Мама отвечает, что скоро она будет здесь. Я одновременно и ненавижу, и обожаю эти слова.
Когда я отрываю глаза от телефона, вижу, что все смотрят на меня.
– Оказывается, мама с отчимом все это время были в Париже, – объясняю я с фальшивой улыбкой на лице. – Это же замечательно, правда? Это же прекрасно, что они не доверяют мне в вопросе заботы о собственном брате?
За исключением того, что они были правы. Они были правы, что не доверяли мне, потому что оказывается, мне нельзя доверить Леви. Мое притворство выветрилось, и я расплакалась. Марго стоит рядом и берет меня в свои мягкие объятия. От нее пахнет мятой и хлебом.
– Все будет хорошо, – улыбаясь и поглаживая мои волосы, говорит женщина. – Все будет в порядке. Как только мама и папа приедут, мы начнем поиски Леви. Хорошо?
Я киваю, упираясь в ее плечо. Это все, чего я хочу – быть на улице и искать своего брата.
Вскоре приезжают два детектива. Они представляются как инспектор Бредото и детектив Жиру. Они с хмурым видом носят костюмы, а что касается их английского, то он безупречен.
Детективы начинают задавать нам стандартные вопросы: где может быть Леви (я не знаю), какие лекарства он принимает (я поднимаюсь в номер и приношу бутылочки с лекарствами и рецепт на каждое лекарство с указанием дозировки) и что может случится, если Леви не примет эти таблетки. Я слишком напугана, чтобы даже представить. Они также спрашивают, есть ли у меня его фотография, и я даю им ту, на которой Леви запечатлен кашляющим рядом с мимами и позвонила ли я своим родителям.

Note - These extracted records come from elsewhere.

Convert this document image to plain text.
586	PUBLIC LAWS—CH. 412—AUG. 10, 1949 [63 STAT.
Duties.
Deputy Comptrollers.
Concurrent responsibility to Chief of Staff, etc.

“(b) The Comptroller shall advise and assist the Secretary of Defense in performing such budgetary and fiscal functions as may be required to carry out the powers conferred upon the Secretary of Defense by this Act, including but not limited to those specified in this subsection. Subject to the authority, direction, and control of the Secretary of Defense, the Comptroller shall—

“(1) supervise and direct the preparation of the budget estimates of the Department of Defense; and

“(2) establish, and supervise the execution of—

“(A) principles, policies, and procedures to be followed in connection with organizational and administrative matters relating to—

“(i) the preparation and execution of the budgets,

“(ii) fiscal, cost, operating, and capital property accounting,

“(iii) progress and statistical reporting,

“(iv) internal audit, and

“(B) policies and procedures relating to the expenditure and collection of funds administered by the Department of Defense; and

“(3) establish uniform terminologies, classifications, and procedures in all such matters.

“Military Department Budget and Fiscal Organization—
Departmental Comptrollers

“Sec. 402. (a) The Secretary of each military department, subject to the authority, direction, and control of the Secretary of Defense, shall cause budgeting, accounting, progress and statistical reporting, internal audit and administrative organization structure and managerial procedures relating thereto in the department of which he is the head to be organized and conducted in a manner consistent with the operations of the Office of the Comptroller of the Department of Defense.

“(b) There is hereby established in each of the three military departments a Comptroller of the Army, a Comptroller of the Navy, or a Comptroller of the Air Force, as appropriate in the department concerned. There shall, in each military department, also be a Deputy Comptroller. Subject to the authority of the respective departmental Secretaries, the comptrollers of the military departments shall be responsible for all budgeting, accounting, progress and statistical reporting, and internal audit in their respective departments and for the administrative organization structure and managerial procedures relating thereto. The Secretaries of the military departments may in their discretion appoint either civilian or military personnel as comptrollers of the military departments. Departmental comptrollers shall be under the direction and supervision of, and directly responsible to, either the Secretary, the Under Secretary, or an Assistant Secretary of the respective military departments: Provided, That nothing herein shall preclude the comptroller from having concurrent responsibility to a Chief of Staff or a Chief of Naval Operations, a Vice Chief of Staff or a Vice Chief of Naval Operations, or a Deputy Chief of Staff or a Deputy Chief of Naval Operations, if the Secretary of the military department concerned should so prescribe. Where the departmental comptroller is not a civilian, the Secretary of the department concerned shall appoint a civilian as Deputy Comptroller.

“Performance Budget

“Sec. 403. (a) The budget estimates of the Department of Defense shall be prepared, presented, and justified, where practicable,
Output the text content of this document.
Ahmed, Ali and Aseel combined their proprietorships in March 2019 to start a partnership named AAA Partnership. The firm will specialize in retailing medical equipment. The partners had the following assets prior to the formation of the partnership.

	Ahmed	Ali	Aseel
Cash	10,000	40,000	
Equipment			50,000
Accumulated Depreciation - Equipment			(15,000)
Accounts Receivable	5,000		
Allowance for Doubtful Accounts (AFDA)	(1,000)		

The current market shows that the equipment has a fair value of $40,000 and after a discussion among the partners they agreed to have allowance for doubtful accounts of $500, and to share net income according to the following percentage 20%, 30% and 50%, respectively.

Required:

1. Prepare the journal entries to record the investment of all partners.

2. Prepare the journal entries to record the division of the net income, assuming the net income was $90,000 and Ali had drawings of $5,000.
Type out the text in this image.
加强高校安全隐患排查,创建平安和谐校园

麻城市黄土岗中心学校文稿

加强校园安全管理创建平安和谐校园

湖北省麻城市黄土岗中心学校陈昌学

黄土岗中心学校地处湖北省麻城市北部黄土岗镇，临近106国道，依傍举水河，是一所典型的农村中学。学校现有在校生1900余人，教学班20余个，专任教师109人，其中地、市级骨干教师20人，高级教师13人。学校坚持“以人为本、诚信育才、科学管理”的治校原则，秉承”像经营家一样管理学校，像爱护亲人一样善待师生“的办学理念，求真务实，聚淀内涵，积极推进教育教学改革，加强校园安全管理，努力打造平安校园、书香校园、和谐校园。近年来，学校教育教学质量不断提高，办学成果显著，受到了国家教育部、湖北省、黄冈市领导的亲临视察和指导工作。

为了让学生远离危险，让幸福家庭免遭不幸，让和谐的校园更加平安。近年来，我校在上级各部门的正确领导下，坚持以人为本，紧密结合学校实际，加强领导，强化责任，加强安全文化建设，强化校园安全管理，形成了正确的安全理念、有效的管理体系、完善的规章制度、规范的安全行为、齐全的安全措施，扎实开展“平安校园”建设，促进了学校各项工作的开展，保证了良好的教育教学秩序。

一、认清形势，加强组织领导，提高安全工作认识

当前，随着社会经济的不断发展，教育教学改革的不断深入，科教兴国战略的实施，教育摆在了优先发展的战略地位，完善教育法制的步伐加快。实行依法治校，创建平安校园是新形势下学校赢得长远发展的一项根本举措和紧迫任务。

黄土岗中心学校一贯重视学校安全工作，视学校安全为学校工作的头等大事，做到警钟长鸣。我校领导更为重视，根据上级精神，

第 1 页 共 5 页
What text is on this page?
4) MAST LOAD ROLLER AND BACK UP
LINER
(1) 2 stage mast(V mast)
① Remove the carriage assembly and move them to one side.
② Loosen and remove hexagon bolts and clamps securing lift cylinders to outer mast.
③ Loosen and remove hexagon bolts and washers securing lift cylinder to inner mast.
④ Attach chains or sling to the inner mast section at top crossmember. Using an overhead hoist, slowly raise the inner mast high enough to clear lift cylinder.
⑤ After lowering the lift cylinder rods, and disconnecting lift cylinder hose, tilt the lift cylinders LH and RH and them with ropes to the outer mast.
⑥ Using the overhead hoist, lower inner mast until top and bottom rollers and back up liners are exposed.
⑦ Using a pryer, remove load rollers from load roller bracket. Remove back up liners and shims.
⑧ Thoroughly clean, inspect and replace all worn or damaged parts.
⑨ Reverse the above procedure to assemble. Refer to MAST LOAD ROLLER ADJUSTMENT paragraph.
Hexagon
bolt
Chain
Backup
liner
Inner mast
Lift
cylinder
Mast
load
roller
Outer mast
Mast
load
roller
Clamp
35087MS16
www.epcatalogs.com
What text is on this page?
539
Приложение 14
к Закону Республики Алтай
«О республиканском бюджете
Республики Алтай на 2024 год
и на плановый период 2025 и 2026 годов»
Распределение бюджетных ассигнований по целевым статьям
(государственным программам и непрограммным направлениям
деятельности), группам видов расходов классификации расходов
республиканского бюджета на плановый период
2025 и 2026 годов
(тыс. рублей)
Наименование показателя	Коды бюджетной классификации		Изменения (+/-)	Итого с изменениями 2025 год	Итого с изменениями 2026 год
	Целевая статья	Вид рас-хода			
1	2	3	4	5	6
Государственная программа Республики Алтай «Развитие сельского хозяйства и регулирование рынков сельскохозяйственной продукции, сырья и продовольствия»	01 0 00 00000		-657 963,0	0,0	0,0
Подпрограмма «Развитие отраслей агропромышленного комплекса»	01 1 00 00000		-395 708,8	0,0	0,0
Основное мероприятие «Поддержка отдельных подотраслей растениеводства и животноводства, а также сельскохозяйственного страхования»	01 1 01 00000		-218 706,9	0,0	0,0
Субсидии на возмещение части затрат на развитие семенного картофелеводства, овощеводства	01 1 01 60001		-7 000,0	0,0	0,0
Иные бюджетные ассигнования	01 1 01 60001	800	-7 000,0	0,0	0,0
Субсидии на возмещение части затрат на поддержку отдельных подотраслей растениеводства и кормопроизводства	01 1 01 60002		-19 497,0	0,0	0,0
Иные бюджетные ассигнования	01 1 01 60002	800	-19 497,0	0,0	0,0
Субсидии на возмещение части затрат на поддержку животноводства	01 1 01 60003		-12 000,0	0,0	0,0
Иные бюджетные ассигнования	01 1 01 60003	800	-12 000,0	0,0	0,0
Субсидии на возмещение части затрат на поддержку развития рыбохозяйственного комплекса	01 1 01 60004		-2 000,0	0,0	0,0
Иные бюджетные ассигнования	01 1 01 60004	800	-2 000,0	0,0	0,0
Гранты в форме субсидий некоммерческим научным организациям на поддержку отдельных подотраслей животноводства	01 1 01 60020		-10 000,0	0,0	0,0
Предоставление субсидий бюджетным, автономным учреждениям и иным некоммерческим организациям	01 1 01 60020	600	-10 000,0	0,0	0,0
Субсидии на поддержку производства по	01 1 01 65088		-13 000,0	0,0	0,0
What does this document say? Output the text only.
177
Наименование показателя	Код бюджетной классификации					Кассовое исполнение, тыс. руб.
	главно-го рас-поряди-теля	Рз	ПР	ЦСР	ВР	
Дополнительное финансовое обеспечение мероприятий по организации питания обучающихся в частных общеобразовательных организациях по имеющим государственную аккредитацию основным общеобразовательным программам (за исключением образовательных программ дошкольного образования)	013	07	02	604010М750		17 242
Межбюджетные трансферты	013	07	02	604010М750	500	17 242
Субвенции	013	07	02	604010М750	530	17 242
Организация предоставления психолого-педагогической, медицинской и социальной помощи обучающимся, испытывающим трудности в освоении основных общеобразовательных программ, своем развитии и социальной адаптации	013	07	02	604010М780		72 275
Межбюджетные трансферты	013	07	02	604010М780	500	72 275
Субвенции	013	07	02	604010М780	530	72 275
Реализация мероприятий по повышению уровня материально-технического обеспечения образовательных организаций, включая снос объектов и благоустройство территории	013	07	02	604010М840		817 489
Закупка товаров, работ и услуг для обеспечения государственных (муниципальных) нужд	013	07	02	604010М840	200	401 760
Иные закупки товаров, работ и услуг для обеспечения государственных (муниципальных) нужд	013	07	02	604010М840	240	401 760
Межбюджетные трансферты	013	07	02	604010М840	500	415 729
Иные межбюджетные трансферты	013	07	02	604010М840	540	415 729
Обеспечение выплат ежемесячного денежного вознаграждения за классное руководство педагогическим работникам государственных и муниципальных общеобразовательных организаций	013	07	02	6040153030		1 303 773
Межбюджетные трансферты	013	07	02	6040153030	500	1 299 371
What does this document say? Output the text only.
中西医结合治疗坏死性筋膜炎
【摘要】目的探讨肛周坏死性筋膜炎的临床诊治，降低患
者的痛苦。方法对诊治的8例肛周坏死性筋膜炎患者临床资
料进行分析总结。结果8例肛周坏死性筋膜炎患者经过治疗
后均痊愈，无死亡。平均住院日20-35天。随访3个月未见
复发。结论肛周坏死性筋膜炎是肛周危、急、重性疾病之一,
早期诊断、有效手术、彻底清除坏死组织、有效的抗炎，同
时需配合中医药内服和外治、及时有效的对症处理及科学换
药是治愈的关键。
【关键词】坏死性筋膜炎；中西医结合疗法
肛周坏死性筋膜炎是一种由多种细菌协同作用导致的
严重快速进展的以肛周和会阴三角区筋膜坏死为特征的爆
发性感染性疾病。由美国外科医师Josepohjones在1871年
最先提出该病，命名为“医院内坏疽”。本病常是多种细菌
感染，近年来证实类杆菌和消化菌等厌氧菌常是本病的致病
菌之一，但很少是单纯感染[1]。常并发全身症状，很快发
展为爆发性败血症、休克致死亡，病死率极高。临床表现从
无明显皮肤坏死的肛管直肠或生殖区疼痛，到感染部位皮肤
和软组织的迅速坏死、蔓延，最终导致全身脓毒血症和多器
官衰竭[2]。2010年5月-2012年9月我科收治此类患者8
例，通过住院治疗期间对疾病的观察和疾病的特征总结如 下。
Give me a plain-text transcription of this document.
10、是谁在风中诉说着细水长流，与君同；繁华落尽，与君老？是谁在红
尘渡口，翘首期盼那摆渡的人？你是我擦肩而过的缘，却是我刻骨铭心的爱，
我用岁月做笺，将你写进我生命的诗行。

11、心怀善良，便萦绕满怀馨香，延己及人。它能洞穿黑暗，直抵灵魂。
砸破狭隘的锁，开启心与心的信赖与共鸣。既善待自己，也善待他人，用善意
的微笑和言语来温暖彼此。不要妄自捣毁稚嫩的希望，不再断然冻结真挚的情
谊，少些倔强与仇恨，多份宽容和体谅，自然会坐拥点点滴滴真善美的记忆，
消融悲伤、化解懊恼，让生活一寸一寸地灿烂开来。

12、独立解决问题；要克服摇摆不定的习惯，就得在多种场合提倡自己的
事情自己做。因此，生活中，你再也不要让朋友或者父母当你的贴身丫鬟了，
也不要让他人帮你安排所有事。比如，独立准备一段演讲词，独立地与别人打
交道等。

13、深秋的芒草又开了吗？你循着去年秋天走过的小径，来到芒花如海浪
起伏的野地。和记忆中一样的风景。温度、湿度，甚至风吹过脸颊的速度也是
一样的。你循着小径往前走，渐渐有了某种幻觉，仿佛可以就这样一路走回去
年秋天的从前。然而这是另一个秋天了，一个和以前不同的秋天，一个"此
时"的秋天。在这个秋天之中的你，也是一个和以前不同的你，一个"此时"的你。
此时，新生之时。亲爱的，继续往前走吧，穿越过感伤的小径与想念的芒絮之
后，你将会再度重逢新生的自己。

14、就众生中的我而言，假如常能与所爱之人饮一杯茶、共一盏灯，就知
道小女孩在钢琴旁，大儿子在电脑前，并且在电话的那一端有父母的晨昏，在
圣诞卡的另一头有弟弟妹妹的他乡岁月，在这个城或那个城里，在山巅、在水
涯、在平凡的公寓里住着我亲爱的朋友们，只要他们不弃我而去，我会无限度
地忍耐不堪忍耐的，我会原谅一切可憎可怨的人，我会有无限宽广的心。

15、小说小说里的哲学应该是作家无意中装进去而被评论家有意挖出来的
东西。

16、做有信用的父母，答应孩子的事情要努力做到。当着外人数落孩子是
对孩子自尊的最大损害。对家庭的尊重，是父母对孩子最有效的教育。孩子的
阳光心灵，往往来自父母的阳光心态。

– Так вышло, что они тоже в Париже, – говорю я, вытирая слезы. – Мои мама и отчим скоро придут сюда. Они уже в пути.
Мама и Джош действительно вскоре приезжают. Когда я вижу, как они заходят в пекарню Марго и Нико, – словно встреча Шорлайна с Парижем, – то мне кажется, что я оказалась в какой-то альтернативной реальности.
При виде меня мама начинает ужасно плакать. Она слишком сильно прижимает меня к себе, так что я утыкаюсь прямо в ее вьющиеся волосы, выбившиеся из вечного конского хвоста – любимой маминой прически. Ее глаза будто налились кровью, а нос по цвету не отличается от носа оленя Рудольфа: такой же ярко-красный. Джош выглядит смертельно подавленным с губами, сжатыми в тонкую линию. Морщинка между его бровями – один из единственных признаков возраста, которые не обошли стороной и моего отчима, – стала в десять раз глубже с тех пор, как я видела его в последний раз. Джош сжимает мое плечо, когда решает присесть за наш столик.
– Мадам Брэдвуд, я инспектор Бредото, это детектив Жиру, – говорит инспектор. – Мы рады, что вы так быстро приехали. Мы постараемся сделать все, что в наших силах, чтобы определить местоположение вашего сына, а возможность начать поиски раньше – это благословение.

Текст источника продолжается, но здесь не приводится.